俺の額に手を当てるとき、小柄な彼女が横から身を乗り出してきたので、ふにゅ、と小さめの胸が腕に当たった。ノーブラ――違う、スポブラ的な何かだ。身体にフィットする素材があるのなら、そういうものがあってもおかしくない。
「え、エリン……近すぎないか?」
「あっ……す、すみませんすみません! 私なんかが触っちゃいけないって分かってます、でも……」
「ユウキはそういうの気にしないよな。なんていうか、その自由さが羨ましいよ」
エリンが俺に触れてはいけない理由も気になるが、今はバディの救出が先決だ。
この二人のデータについては、見ただけで読み取れてしまったので、後で見て確認すればいい。人の素性が初対面で全て分かるというのもイージーすぎるが、全ての相手に対してそうできるのなら、もうこの都市で情報不足に苦労することはないだろう。
そして、相手が実行したコマンドを俺は読み取って記憶できるようだ。それだけでなく、これまでに触れた制御命令の類が全部、グレイブIIで使用した物も含めて頭に入っていた。
「それじゃ、俺らしく自由にやらせてもらうとするか……」
>『マスカレイド』1号機 機体データ読み取り中……終了
>シールドダメージ38% 小破箇所5 大破箇所1 リペア可能
>脱着ユニットの制御スクリプトにエラーが発生しています。
>1:システム動作確認・・・OK
>2:減圧処理フェイズ・・・ER
>3:装甲解除・・・OK
(減圧処理のところがエラーなわけだな。ここのコマンドは、俺のグレイブIIと同じものが使えたりしないか……おお、いけそうだな)
飛空鎧の制御命令は、機体間で共通のものが存在していると分かった。その互換性も俺は判別できるので、機体に合わないコマンドを入れて壊してしまうということもない。
>不具合のある減圧処理フェイズを、正常なコマンドに書き換えます。
>『マスカレイド』の処理中枢に魔力で干渉し、強制上書きします……成功しました。再テストします。
>2:減圧処理フェイズ・・・OK
「よし、直ったと思うぞ」
「お、おい、ユウキ。触ってるだけで何かわかるのか?」
「ああ、少し待っててくれ……よし、いけそうだ。聞こえるか、もう一度鎧を外す操作をしてみてくれ!」
『……ええ。わかったわ』
中から聞こえてきた声に、俺は思わず耳を疑った。
(まさか……いや、間違いない。この声は……)
――私は操作の仕方が分からないけど、あなたは分かるんでしょう?
――だって、当たらないんだもの。あなたくらいよ、あんな直線でしか飛ばない武器で、装甲の弱いところから動力部を狙って射抜くなんて。
気がつくのが、遅すぎた。彼女はずっと、隠し切れないでサインを出していたのに。
マスカレイドの銀色の装甲が外れる。その中から姿を見せた、肌に密着する素材の黒と白のスーツを身につけた女性搭乗者は、飛空鎧から降りると、被っていた角のような突起のついたフルフェイス・ヘルメットを脱いだ。
――広がるのは、銀色の長い髪。ツインテールに結んでいたリボンは解かれているが、それでもわかる。
死神の少女が、人間の少女となって――俺のバディとして、マスカレイドに乗り込んでいた。撃墜されそうな憂き目を味わって、少し汗をかいている。さすがの彼女も、人間の身体で生きるか死ぬかという思いをすれば、そういうことになるらしい。
「……助けてくれてありがとう、って言っておくところ?」
通信を介さないで話す。俺はずっと天の声で電波をジャックされているなんて馬鹿なことを考えていたが――何の事はない、彼女はマスカレイドからずっと通信して、俺に語りかけていたのだ。自分がマスカレイドの搭乗者だとは一言も言わずに。

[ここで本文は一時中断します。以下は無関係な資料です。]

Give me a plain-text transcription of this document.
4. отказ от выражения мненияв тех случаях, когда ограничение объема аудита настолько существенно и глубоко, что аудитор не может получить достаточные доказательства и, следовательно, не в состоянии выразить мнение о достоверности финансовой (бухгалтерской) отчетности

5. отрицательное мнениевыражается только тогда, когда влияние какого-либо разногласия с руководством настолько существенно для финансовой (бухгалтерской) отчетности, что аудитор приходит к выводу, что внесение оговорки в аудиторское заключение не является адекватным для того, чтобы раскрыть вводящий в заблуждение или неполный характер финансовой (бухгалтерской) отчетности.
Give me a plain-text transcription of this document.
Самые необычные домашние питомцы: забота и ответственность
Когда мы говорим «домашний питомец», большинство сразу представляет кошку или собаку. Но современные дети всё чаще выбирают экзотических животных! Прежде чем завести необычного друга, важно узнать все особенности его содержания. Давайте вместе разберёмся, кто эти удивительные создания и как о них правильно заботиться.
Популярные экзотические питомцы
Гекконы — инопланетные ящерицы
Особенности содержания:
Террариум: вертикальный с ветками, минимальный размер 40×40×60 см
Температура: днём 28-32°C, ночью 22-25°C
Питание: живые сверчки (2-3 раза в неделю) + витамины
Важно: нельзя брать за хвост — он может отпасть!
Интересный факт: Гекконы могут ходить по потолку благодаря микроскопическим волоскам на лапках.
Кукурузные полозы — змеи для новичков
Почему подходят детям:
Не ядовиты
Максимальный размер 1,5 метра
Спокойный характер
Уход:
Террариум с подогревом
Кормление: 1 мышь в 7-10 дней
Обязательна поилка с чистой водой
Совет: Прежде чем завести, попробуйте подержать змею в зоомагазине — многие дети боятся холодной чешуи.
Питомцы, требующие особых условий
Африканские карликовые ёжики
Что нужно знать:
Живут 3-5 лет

「……無事で何よりだ。本当に、下手をしたら寂しい思いをするところだったな」
「ええ……私は別に命が惜しいわけではないけれどね。天才搭乗者と呼ばれているみたいだから、初戦で落とされては格好がつかないわ」
死神は死んでも、またあの場所に戻って、転生の手続きをするだけなのだろう。
だから俺は、彼女をこの場に留められたこと、生きて会えたことが嬉しかった。というより、人間としてついてきてくれるなんて思ってもみなかった。
ガイとエリンは俺がマスカレイドを修復したことに驚き、俺たちのやりとりを呆然として見ている。

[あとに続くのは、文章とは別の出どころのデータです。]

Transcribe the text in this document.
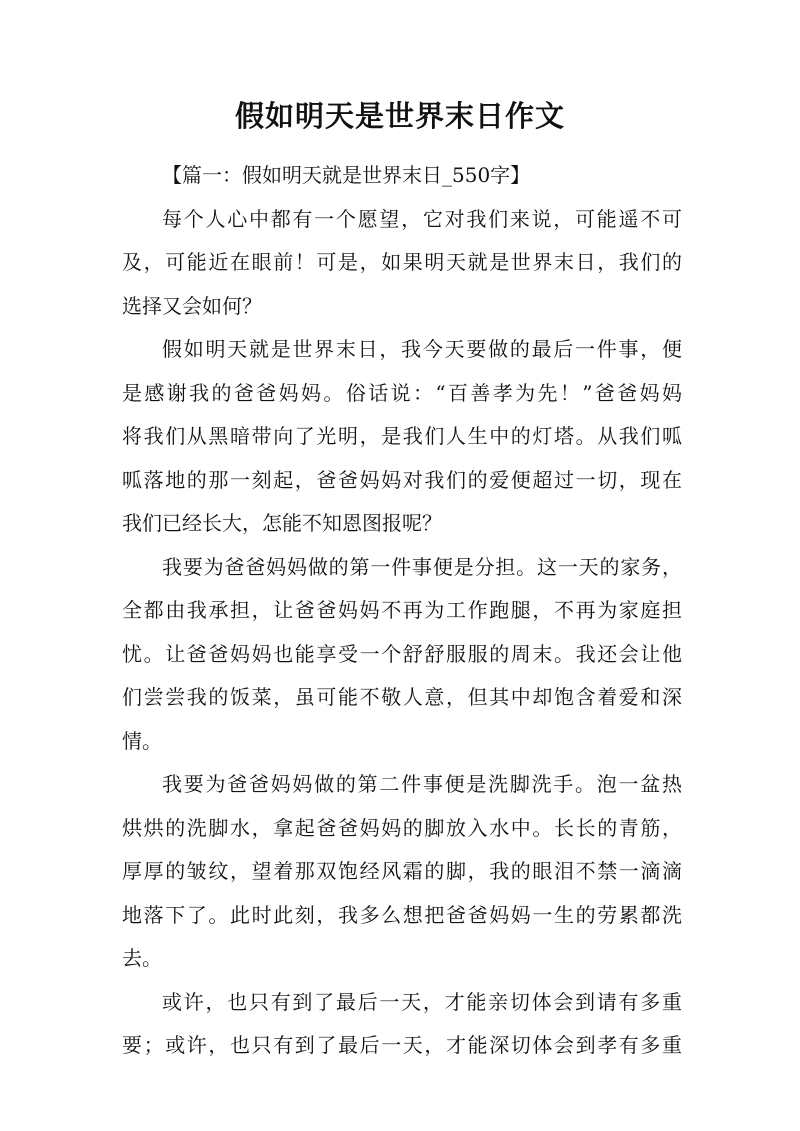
假如明天是世界末日作文
【篇一：假如明天就是世界末日_550字】
每个人心中都有一个愿望，它对我们来说，可能遥不可
及，可能近在眼前！可是，如果明天就是世界末日，我们的
选择又会如何？
假如明天就是世界末日，我今天要做的最后一件事，便
是感谢我的爸爸妈妈。俗话说：“百善孝为先！”爸爸妈妈
将我们从黑暗带向了光明，是我们人生中的灯塔。从我们呱
呱落地的那一刻起，爸爸妈妈对我们的爱便超过一切，现在
我们已经长大，怎能不知恩图报呢？
我要为爸爸妈妈做的第一件事便是分担。这一天的家务，
全都由我承担，让爸爸妈妈不再为工作跑腿，不再为家庭担
忧。让爸爸妈妈也能享受一个舒舒服服的周末。我还会让他
们尝尝我的饭菜，虽可能不敬人意，但其中却饱含着爱和深
情。
我要为爸爸妈妈做的第二件事便是洗脚洗手。泡一盆热
烘烘的洗脚水，拿起爸爸妈妈的脚放入水中。长长的青筋，
厚厚的皱纹，望着那双饱经风霜的脚，我的眼泪不禁一滴滴
地落下了。此时此刻，我多么想把爸爸妈妈一生的劳累都洗
去。
或许，也只有到了最后一天，才能亲切体会到请有多重
要；或许，也只有到了最后一天，才能深切体会到孝有多重
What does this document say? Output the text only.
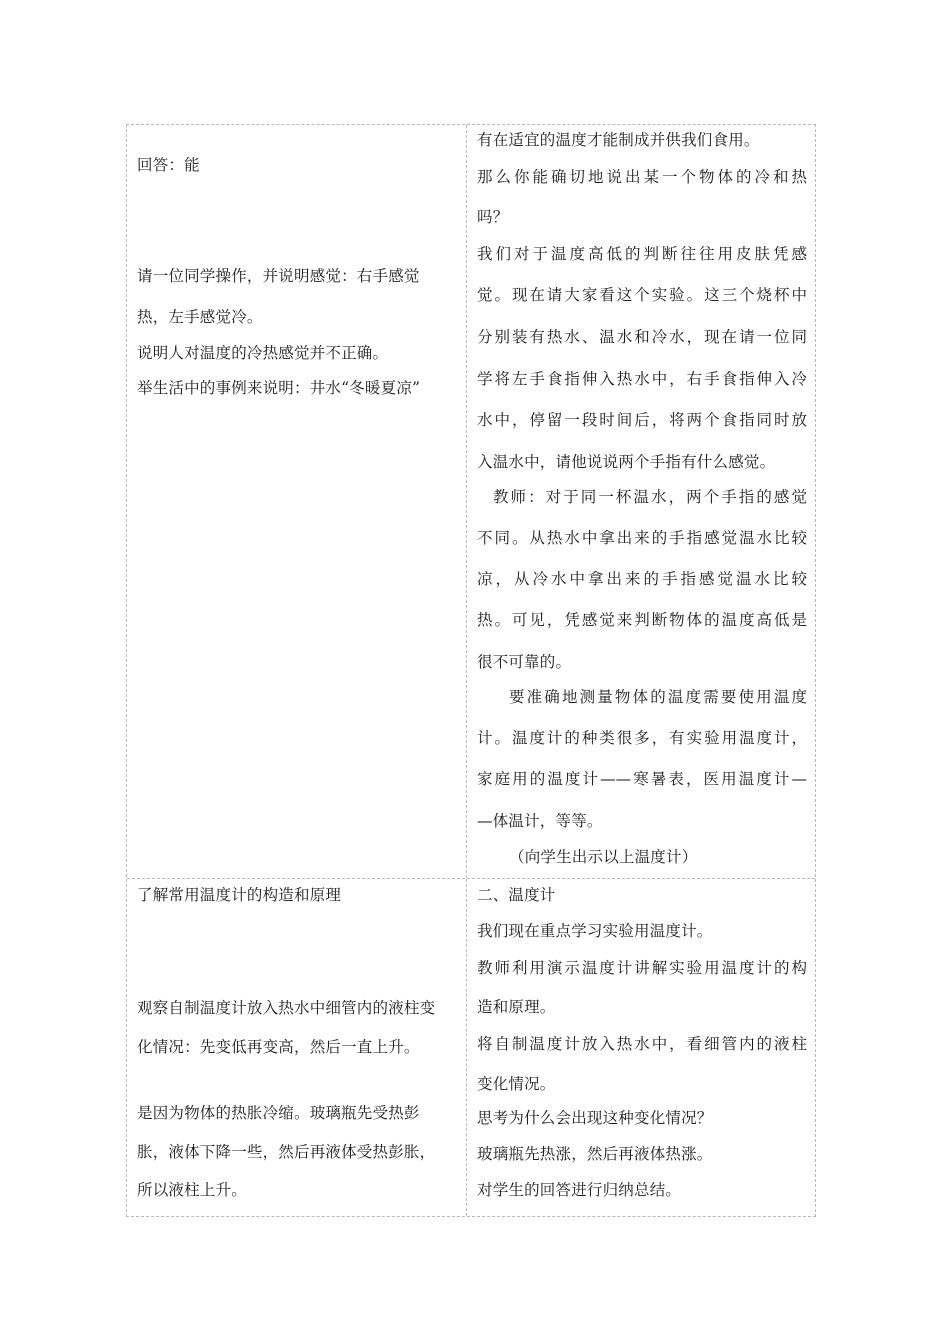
回答：能
请一位同学操作，并说明感觉：右手感觉
热，左手感觉冷。
说明人对温度的冷热感觉并不正确。
举生活中的事例来说明：井水“冬暖夏凉”
有在适宜的温度才能制成并供我们食用。
那么你能确切地说出某一个物体的冷和热
吗？
我们对于温度高低的判断往往用皮肤凭感
觉。现在请大家看这个实验。这三个烧杯中
分别装有热水、温水和冷水，现在请一位同
学将左手食指伸入热水中，右手食指伸入冷
水中，停留一段时间后，将两个食指同时放
入温水中，请他说说两个手指有什么感觉。
教师：对于同一杯温水，两个手指的感觉
不同。从热水中拿出来的手指感觉温水比较
凉，从冷水中拿出来的手指感觉温水比较
热。可见，凭感觉来判断物体的温度高低是
很不可靠的。
要准确地测量物体的温度需要使用温度
计。温度计的种类很多，有实验用温度计，
家庭用的温度计——寒暑表，医用温度计—
—体温计，等等。
（向学生出示以上温度计）
了解常用温度计的构造和原理
观察自制温度计放入热水中细管内的液柱变
化情况：先变低再变高，然后一直上升。
是因为物体的热胀冷缩。玻璃瓶先受热彭
胀，液体下降一些，然后再液体受热彭胀，
所以液柱上升。
二、温度计
我们现在重点学习实验用温度计。
教师利用演示温度计讲解实验用温度计的构
造和原理。
将自制温度计放入热水中，看细管内的液柱
变化情况。
思考为什么会出现这种变化情况？
玻璃瓶先热涨，然后再液体热涨。
对学生的回答进行归纳总结。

そんな状況で聞くのは恥ずかしいが――能力を使って読み取るよりは、彼女自身の声で教えてもらいたい。
「……戦いのショックで、ど忘れしたみたいだ。名前を教えてくれないか?」
そんな俺の愚にもつかない嘘に、転生しても人間離れした美しさを持つ少女は、銀色の髪をかきあげてから答えた。

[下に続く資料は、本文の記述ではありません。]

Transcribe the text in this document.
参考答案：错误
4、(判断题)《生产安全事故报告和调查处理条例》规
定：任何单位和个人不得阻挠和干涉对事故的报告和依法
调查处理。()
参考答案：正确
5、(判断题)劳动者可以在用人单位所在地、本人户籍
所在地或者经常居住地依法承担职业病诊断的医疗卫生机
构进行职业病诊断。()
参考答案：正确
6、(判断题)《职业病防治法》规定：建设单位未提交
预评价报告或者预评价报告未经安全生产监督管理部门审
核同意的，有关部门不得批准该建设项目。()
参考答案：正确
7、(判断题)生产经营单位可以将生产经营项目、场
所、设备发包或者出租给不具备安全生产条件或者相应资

「アムリエル・リンデンバウム。あなたの好きなように呼んでくれていいわ」
これから長い間世話になる相手にそう言ってもらえたことは、童貞の俺にしてはとても幸先が良いのではないか――そんな平和なことを考えながら、俺は思春期の健康な男子として、彼女のスーツの胸の部分を適度に盛り上げた膨らみを気にせずにはいられなかった。